シェイほど、「ハッピネス(幸福)」についてさまざまな発言をしている企業トップも珍しい。彼のような成功を収めれば、もう十分にハッピーだろうと想像するのだが、まるでハッピネスおたくかと思うほど、シェイはどこでもハッピネスのあり方、ハッピネスの起源、ハッピネスの本質について語り続けている。なぜか。

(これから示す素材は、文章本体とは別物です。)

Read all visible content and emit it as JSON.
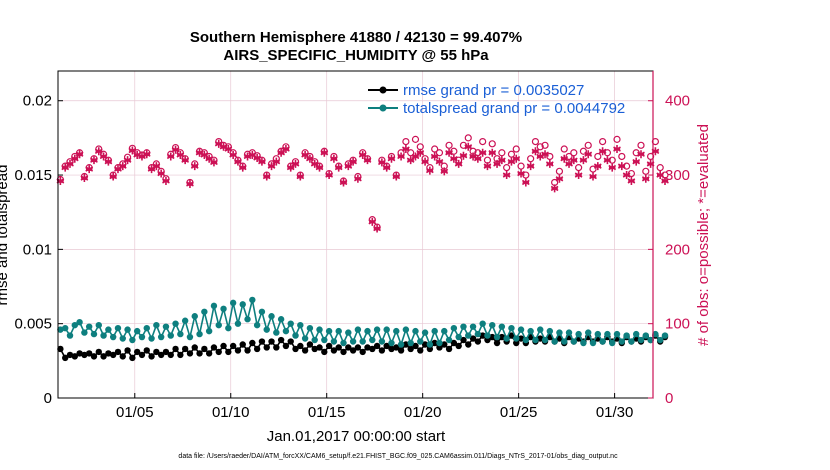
{
  "chart_data": {
    "type": "line",
    "title": "Southern Hemisphere 41880 / 42130 = 99.407%",
    "subtitle": "AIRS_SPECIFIC_HUMIDITY @ 55 hPa",
    "xlabel": "Jan.01,2017 00:00:00 start",
    "ylabel_left": "rmse and totalspread",
    "ylabel_right": "# of obs: o=possible; *=evaluated",
    "footer": "data file: /Users/raeder/DAI/ATM_forcXX/CAM6_setup/f.e21.FHIST_BGC.f09_025.CAM6assim.011/Diags_NTrS_2017-01/obs_diag_output.nc",
    "xlim": [
      1,
      32
    ],
    "ylim_left": [
      0,
      0.022
    ],
    "ylim_right": [
      0,
      440
    ],
    "x_tick_values": [
      5,
      10,
      15,
      20,
      25,
      30
    ],
    "x_tick_labels": [
      "01/05",
      "01/10",
      "01/15",
      "01/20",
      "01/25",
      "01/30"
    ],
    "y_left_tick_values": [
      0,
      0.005,
      0.01,
      0.015,
      0.02
    ],
    "y_left_tick_labels": [
      "0",
      "0.005",
      "0.01",
      "0.015",
      "0.02"
    ],
    "y_right_tick_values": [
      0,
      100,
      200,
      300,
      400
    ],
    "y_right_tick_labels": [
      "0",
      "100",
      "200",
      "300",
      "400"
    ],
    "grid": true,
    "legend_position": "top-right",
    "series": [
      {
        "name": "rmse grand pr = 0.0035027",
        "color": "#000000",
        "axis": "left",
        "marker": "filled-circle",
        "x_start": 1.125,
        "x_step": 0.25,
        "values": [
          0.0033,
          0.0027,
          0.0029,
          0.0028,
          0.003,
          0.0029,
          0.003,
          0.0028,
          0.0031,
          0.0028,
          0.003,
          0.0029,
          0.0031,
          0.0028,
          0.0032,
          0.0027,
          0.0031,
          0.0029,
          0.0032,
          0.0028,
          0.0031,
          0.0029,
          0.0031,
          0.0029,
          0.0033,
          0.0029,
          0.0033,
          0.003,
          0.0034,
          0.003,
          0.0033,
          0.003,
          0.0034,
          0.0031,
          0.0035,
          0.0031,
          0.0035,
          0.0032,
          0.0036,
          0.0032,
          0.0037,
          0.0033,
          0.0038,
          0.0034,
          0.0038,
          0.0034,
          0.0039,
          0.0035,
          0.0038,
          0.0033,
          0.0035,
          0.0032,
          0.0036,
          0.0033,
          0.0034,
          0.0031,
          0.0035,
          0.0032,
          0.0034,
          0.0031,
          0.0034,
          0.0032,
          0.0034,
          0.0031,
          0.0034,
          0.0033,
          0.0035,
          0.0032,
          0.0035,
          0.0033,
          0.0034,
          0.0032,
          0.0036,
          0.0033,
          0.0035,
          0.0032,
          0.0036,
          0.0033,
          0.0037,
          0.0034,
          0.0036,
          0.0033,
          0.0037,
          0.0035,
          0.0039,
          0.0036,
          0.004,
          0.0038,
          0.0042,
          0.0039,
          0.0041,
          0.0037,
          0.0041,
          0.0038,
          0.0042,
          0.0037,
          0.004,
          0.0037,
          0.0041,
          0.0038,
          0.004,
          0.0038,
          0.0041,
          0.0038,
          0.004,
          0.0037,
          0.0041,
          0.0038,
          0.004,
          0.0038,
          0.0041,
          0.0038,
          0.004,
          0.0038,
          0.0041,
          0.0038,
          0.004,
          0.0037,
          0.0041,
          0.0038,
          0.004,
          0.0038,
          0.0041,
          0.0039,
          0.0042,
          0.0038,
          0.0041
        ]
      },
      {
        "name": "totalspread grand pr = 0.0044792",
        "color": "#0e7f7f",
        "axis": "left",
        "marker": "filled-circle",
        "x_start": 1.125,
        "x_step": 0.25,
        "values": [
          0.0046,
          0.0047,
          0.0042,
          0.0049,
          0.0051,
          0.0044,
          0.0048,
          0.0043,
          0.0049,
          0.0042,
          0.0046,
          0.0041,
          0.0047,
          0.004,
          0.0046,
          0.0039,
          0.0045,
          0.0041,
          0.0047,
          0.004,
          0.0049,
          0.0041,
          0.0048,
          0.0042,
          0.005,
          0.0043,
          0.0052,
          0.0041,
          0.0055,
          0.0043,
          0.0058,
          0.0045,
          0.0062,
          0.0049,
          0.006,
          0.0047,
          0.0064,
          0.005,
          0.0063,
          0.0053,
          0.0066,
          0.0049,
          0.0058,
          0.0046,
          0.0055,
          0.0044,
          0.0053,
          0.0045,
          0.005,
          0.0042,
          0.0049,
          0.004,
          0.0047,
          0.0039,
          0.0046,
          0.0039,
          0.0045,
          0.0038,
          0.0045,
          0.0037,
          0.0044,
          0.0038,
          0.0046,
          0.0038,
          0.0045,
          0.0039,
          0.0046,
          0.0038,
          0.0046,
          0.0037,
          0.0045,
          0.0036,
          0.0046,
          0.0037,
          0.0045,
          0.0038,
          0.0044,
          0.0036,
          0.0045,
          0.0037,
          0.0045,
          0.0039,
          0.0047,
          0.0041,
          0.0048,
          0.0042,
          0.0048,
          0.0043,
          0.005,
          0.0042,
          0.0049,
          0.0041,
          0.0048,
          0.004,
          0.0047,
          0.004,
          0.0046,
          0.0039,
          0.0045,
          0.0039,
          0.0046,
          0.0039,
          0.0045,
          0.0038,
          0.0044,
          0.0038,
          0.0044,
          0.0038,
          0.0043,
          0.0037,
          0.0044,
          0.0037,
          0.0043,
          0.0038,
          0.0043,
          0.0037,
          0.0043,
          0.0038,
          0.0042,
          0.0038,
          0.0043,
          0.0039,
          0.0042,
          0.0039,
          0.0043,
          0.0039,
          0.0042
        ]
      },
      {
        "name": "possible",
        "color": "#cc1155",
        "axis": "right",
        "marker": "open-circle",
        "x_start": 1.125,
        "x_step": 0.25,
        "values": [
          294,
          312,
          318,
          325,
          330,
          298,
          310,
          322,
          335,
          328,
          320,
          300,
          310,
          315,
          324,
          336,
          330,
          327,
          330,
          310,
          315,
          305,
          295,
          328,
          337,
          330,
          322,
          290,
          315,
          332,
          330,
          325,
          320,
          345,
          340,
          338,
          330,
          320,
          312,
          328,
          330,
          326,
          320,
          300,
          315,
          322,
          332,
          338,
          312,
          318,
          300,
          330,
          325,
          318,
          312,
          332,
          302,
          325,
          312,
          292,
          315,
          320,
          298,
          330,
          322,
          240,
          230,
          320,
          312,
          325,
          300,
          330,
          345,
          330,
          348,
          338,
          322,
          310,
          335,
          330,
          312,
          340,
          332,
          320,
          340,
          350,
          332,
          330,
          345,
          320,
          342,
          322,
          330,
          310,
          328,
          335,
          312,
          300,
          322,
          345,
          338,
          340,
          325,
          290,
          305,
          335,
          325,
          330,
          310,
          332,
          340,
          308,
          325,
          345,
          330,
          320,
          348,
          325,
          312,
          302,
          330,
          340,
          305,
          325,
          345,
          310,
          300
        ]
      },
      {
        "name": "evaluated",
        "color": "#cc1155",
        "axis": "right",
        "marker": "star",
        "x_start": 1.125,
        "x_step": 0.25,
        "values": [
          292,
          310,
          315,
          322,
          328,
          296,
          308,
          320,
          332,
          325,
          318,
          298,
          308,
          312,
          320,
          333,
          327,
          325,
          328,
          308,
          312,
          302,
          292,
          325,
          334,
          327,
          320,
          288,
          312,
          330,
          327,
          322,
          317,
          342,
          338,
          335,
          327,
          318,
          310,
          325,
          327,
          323,
          318,
          298,
          312,
          318,
          330,
          335,
          310,
          315,
          298,
          327,
          322,
          315,
          310,
          330,
          300,
          322,
          310,
          290,
          312,
          318,
          295,
          327,
          320,
          237,
          228,
          317,
          310,
          322,
          298,
          325,
          335,
          320,
          325,
          330,
          318,
          306,
          325,
          318,
          305,
          330,
          322,
          315,
          326,
          338,
          325,
          322,
          330,
          312,
          330,
          315,
          320,
          300,
          318,
          322,
          302,
          290,
          312,
          332,
          325,
          328,
          315,
          282,
          295,
          322,
          315,
          320,
          300,
          320,
          328,
          298,
          312,
          332,
          320,
          310,
          335,
          312,
          300,
          292,
          318,
          328,
          295,
          315,
          332,
          300,
          292
        ]
      }
    ]
  }
}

その理由は、シェイ自身がハッピーでないことを思い知った経験を持つからだ。
自分の会社なのに、出社拒否になりそうに…
シェイは、若い頃から起業精神に富み、かつてリンクエクスチェンジという広告ネットワークの会社を共同創業したことがある。社員が5人とか10人とかいう頃は、会社も仕事も楽しくて仕方がなかったそうだ。1日中仕事をして、いったい今日が何曜日かも忘れ、机の下で眠ったりもした。会社の成長は目覚ましく、友達を雇ったり、友達のそのまた友達を雇ったりして人を増やしていった。
ところが、面白くなくなってきたのは、そうやって雇える友達が足りなくなってからである。外部からいろいろな職に就ける人材を探してきて、面接をしたりして社員を増やしていった。適材適所を心掛けて、この若い企業にもぴったりだと思う人々を加えていった。けれども社員が100人を超える頃から、シェイは出勤するのがつらくなったのだという。
「毎朝、ベッドから起き上がれない。行き先が自分で作った会社にもかかわらず、です」と、シェイはあるインタビューで語っている。そして、トップである自分がこんな気持ちならば、ほかの社員の心情はいったいどんなものなのだろうと慮った。